O yen é um valor que passa…o Kami que se reflete na Alma do Japão não passa.

(Jorge Angel Livraga)

INTRODUÇÃO
De todas as artes criativas que compõem o criativo e colorido mosaico cultural do Japão, talvez a mais impenetrável para o ocidental seja a sua Literatura e sua singular forma de linguagem expressiva e escrita.

Pode resultar relativamente fácil aprender Ikebana, pintura aguada ou Cerimônia do Chá. Mas difícil é dominar essas mesmas artes com o Espírito que deve animá-las. E indiscutivelmente difícil é adentrar o domínio da criação literária japonesa, porque seu material constitutivo — a língua falada e escrita — é uma arte em si mesma, e de uma beleza expressiva tão simples e profunda, que exige do iniciante muitos anos de estudo.

A língua japonesa escrita é ao mesmo tempo analítica e sintética, condensada e difusa; chegou a ser considerada com uma das escritas mais abstrusas e de maior peso mental para aquele que inicia seus primeiros estudos na Literatura no País do Sol Nascente.

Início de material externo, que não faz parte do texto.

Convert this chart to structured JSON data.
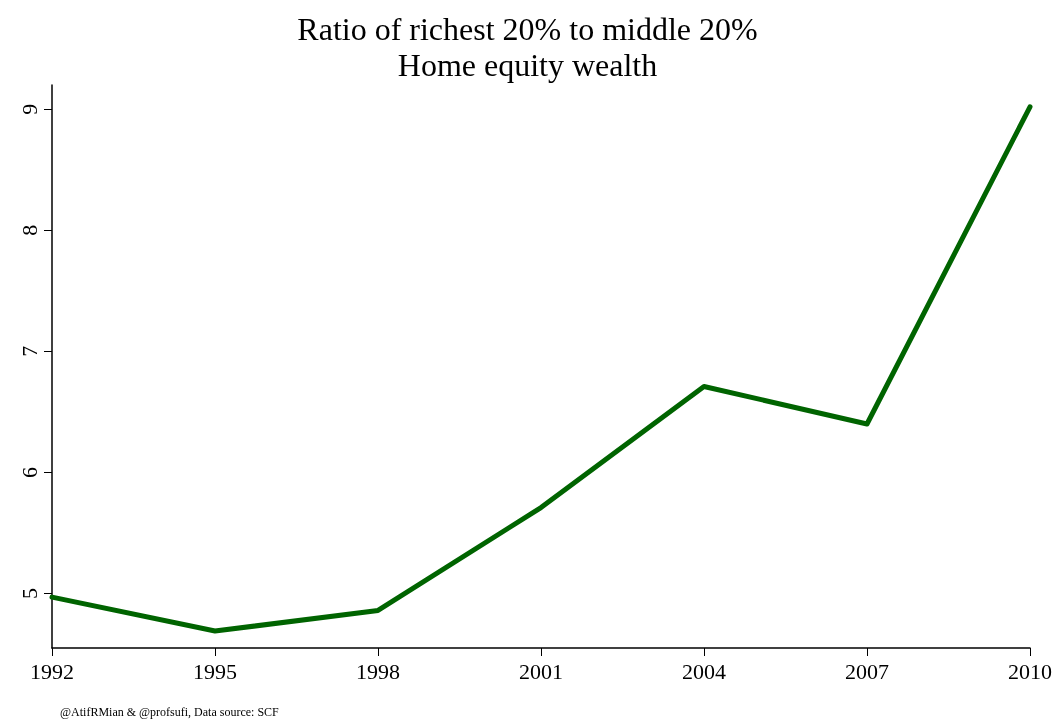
{
  "chart_data": {
    "type": "line",
    "title": "Ratio of richest 20% to middle 20%",
    "subtitle": "Home equity wealth",
    "categories": [
      "1992",
      "1995",
      "1998",
      "2001",
      "2004",
      "2007",
      "2010"
    ],
    "series": [
      {
        "color": "#006400",
        "values": [
          4.97,
          4.69,
          4.86,
          5.71,
          6.71,
          6.4,
          9.02
        ]
      }
    ],
    "ylim": [
      4.55,
      9.2
    ],
    "yticks": [
      5,
      6,
      7,
      8,
      9
    ],
    "grid": false,
    "marker": "none",
    "line_style": "solid",
    "annotations": [
      "@AtifRMian & @profsufi, Data source: SCF"
    ]
  }
}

A dificuldade de compreensão que oferece a linguagem escrita, ainda para os que a estudam com profundidade, supõe uma barreira invencível para a apreciação direta, não apenas da sua literatura, mas também da idiossincrasia, a forma de ser do povo japonês. Foram publicadas traduções e inúmeros estudos na língua inglesa, porém em espanhol as traduções ainda são poucas. Os tênues matizes da sensibilidade japonesa estão intimamente imbuídos nos ideogramas que expressam no texto original, nos neologismos formados pela combinação de ideogramas, nas fórmulas de tratamento, nos jogos de palavras, e na sua maneira de perceber esse mundo fantástico de Kamis. Todos esses valores, que dão um sabor de existência verdadeira à mensagem literária, muitas vezes passam desapercebidos nas traduções ocidentais.

A língua japonesa. História e atualidade.

Na antiga cidade de Nara, no século VIII d. C., se desenvolveram seis Escolas de ensinamento do Budismo, baseando-se em textos hindus, sânscritos e em sutras caligrafados pelos monges e pelos letrados japoneses em língua chinesa clássica.

Um dos grandes mestres da transmissão da doutrina, Saicho,

adotou mais tarde o nome de Dengyo Daishi. Iniciado aos catorze anos na doutrina da Escola Hosso, estudou os ensinamentos dos mestres chineses, e especialmente o sutra do lótus. Em 794, fundou um monastério perto de Kioto denominado Enryaku-Ji, que se converteu no centro da Escola Tendai. Saicho, que estudou os preceitos da “palavra verdadeira”, tentou expor os ensinamentos de Buda sem deturpá-los com as suas próprias interpretações.

O célebre monge Kukai, conhecido mais tarde com o nome de Kobo Daishi, viajou pela China no início do século IX para seguir os ensinamentos da “palavra verdadeira”.

Anos mais tarde, regressou ao Japão levando consigo não só objetos sagrados mas também uma grande quantidade de conhecimentos que buscou transmitir com total fidelidade aos seus contemporâneos. No ano 816, fundou no monte Koya, ao sul de Kioto, o templo de Kongobu-Ji, que se converteu no centro da Escola Shingón, seita muito importante do Budismo esotérico, integralmente consagrada ao estudo dos textos sagrados.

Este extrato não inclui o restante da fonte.